HEIMAT
A series of work I started to make as an Artist in Residence in Berlin that was continued in NYC as an artist in residence at Con Artist Collective Gallery in 2017.
“Heimat” is a German word that denotes the relationship of a human being toward a certain spatial social unit. It is often expressed with such terms as “home” or “homeland” but it has been alleged that the word has no English equivalent. The specific aspects of Heimat—love and attachment to homeland—left the idea vulnerable to easy assimilation into the fascist "blood and soil" literature of the National Socialists. It was conceived by the Nazis that the Volk community is deeply rooted in the land of their Heimat. The Third Reich was regarded at the deepest level as the sacred Heimat of the unified Volk community. Those who were taken to Nazi concentration camps were those who were officially declared by the SS to be "enemies of the volk community" and thus a threat to the integrity and security of the heimat.”

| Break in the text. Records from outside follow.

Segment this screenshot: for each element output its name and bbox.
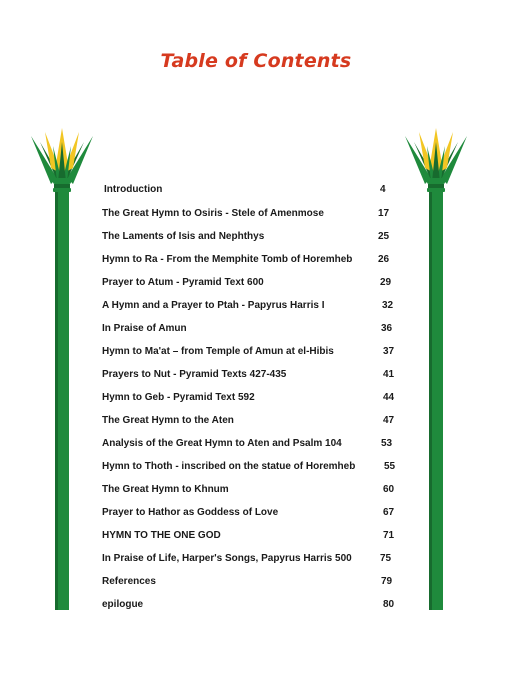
toc-entry-title: Hymn to Geb - Pyramid Text 592: [102, 392, 255, 403]
toc-entry[interactable]: [102, 300, 402, 316]
toc-entry-page: 17: [378, 208, 390, 219]
toc-entry-page: 37: [383, 346, 395, 357]
toc-entry-title: Prayers to Nut - Pyramid Texts 427-435: [102, 369, 287, 380]
toc-entry[interactable]: [102, 507, 402, 523]
toc-entry-title: Prayer to Atum - Pyramid Text 600: [102, 277, 264, 288]
toc-entry[interactable]: [102, 369, 402, 385]
toc-entry[interactable]: [102, 254, 402, 270]
toc-entry[interactable]: [102, 208, 402, 224]
toc-entry-title: The Great Hymn to the Aten: [102, 415, 234, 426]
toc-entry-page: 41: [383, 369, 395, 380]
toc-entry[interactable]: [102, 415, 402, 431]
toc-entry-title: In Praise of Life, Harper's Songs, Papyrus Harris 500: [102, 553, 352, 564]
toc-entry-page: 44: [383, 392, 395, 403]
toc-entry[interactable]: [102, 392, 402, 408]
toc-entry-page: 79: [381, 576, 393, 587]
toc-entry-title: A Hymn and a Prayer to Ptah - Papyrus Harris I: [102, 300, 325, 311]
toc-entry[interactable]: [102, 277, 402, 293]
toc-entry[interactable]: [102, 530, 402, 546]
toc-entry[interactable]: [102, 553, 402, 569]
toc-entry[interactable]: [102, 461, 402, 477]
toc-entry-page: 55: [384, 461, 396, 472]
toc-entry-title: In Praise of Amun: [102, 323, 187, 334]
toc-entry-title: epilogue: [102, 599, 144, 610]
toc-entry-page: 47: [383, 415, 395, 426]
toc-entry-title: Introduction: [104, 184, 163, 195]
toc-entry-page: 75: [380, 553, 392, 564]
toc-entry-page: 29: [380, 277, 392, 288]
toc-entry-page: 80: [383, 599, 395, 610]
toc-entry-page: 53: [381, 438, 393, 449]
toc-entry[interactable]: [104, 184, 404, 200]
toc-entry-title: Hymn to Ra - From the Memphite Tomb of Horemheb: [102, 254, 353, 265]
toc-entry[interactable]: [102, 346, 402, 362]
toc-entry[interactable]: [102, 323, 402, 339]
toc-entry[interactable]: [102, 484, 402, 500]
toc-entry-title: Hymn to Ma'at – from Temple of Amun at el-Hibis: [102, 346, 334, 357]
toc-entry-title: Prayer to Hathor as Goddess of Love: [102, 507, 279, 518]
toc-entry-page: 4: [380, 184, 386, 195]
toc-entry-page: 32: [382, 300, 394, 311]
toc-entry-page: 25: [378, 231, 390, 242]
toc-entry-title: Hymn to Thoth - inscribed on the statue of Horemheb: [102, 461, 356, 472]
toc-entry-page: 36: [381, 323, 393, 334]
toc-entry-title: References: [102, 576, 156, 587]
toc-entry-title: Analysis of the Great Hymn to Aten and Psalm 104: [102, 438, 342, 449]
toc-entry-page: 60: [383, 484, 395, 495]
toc-entry-title: The Great Hymn to Khnum: [102, 484, 229, 495]
toc-entry-title: The Great Hymn to Osiris - Stele of Amenmose: [102, 208, 324, 219]
toc-entry[interactable]: [102, 576, 402, 592]
toc-entry-page: 67: [383, 507, 395, 518]
toc-entry[interactable]: [102, 599, 402, 615]
toc-entry-title: The Laments of Isis and Nephthys: [102, 231, 265, 242]
toc-entry[interactable]: [102, 231, 402, 247]
page-title: Table of Contents: [160, 50, 352, 72]
toc-entry-page: 71: [383, 530, 395, 541]
toc-entry-page: 26: [378, 254, 390, 265]
toc-entry-title: HYMN TO THE ONE GOD: [102, 530, 221, 541]
toc-entry[interactable]: [102, 438, 402, 454]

I traveled to the butcher shop my Great Grandparent’s owned to prove to myself that I was in fact German, and that connection to my culture truly existed in the form of a feeling I had trouble describing with language. I imagined myself experiencing an overwhelming presence of ghostly acceptance and admiration from my ancestors, that translated into an enlightenment within myself. The current owners kept the integrity of the business, however, owned a previously Nazi headquarters property, which ensued an air of immorality. Maybe I victimized myself, but I felt they were uninterested in me, and it was possibly more fear and intimidation than Anti-Semitism, but I wanted to accuse them of hate. I was obsessed with them and I despised them at the same time; they inadvertently betrayed me, but we had a connection, even if they were to deny it. What came of the meeting was not closure, but confusion, and stirred up a need to portray them as small and cruel and selfish. I was and am consumed by the idea of them and the idea that this property that was taken away from my family, and by proxy, me.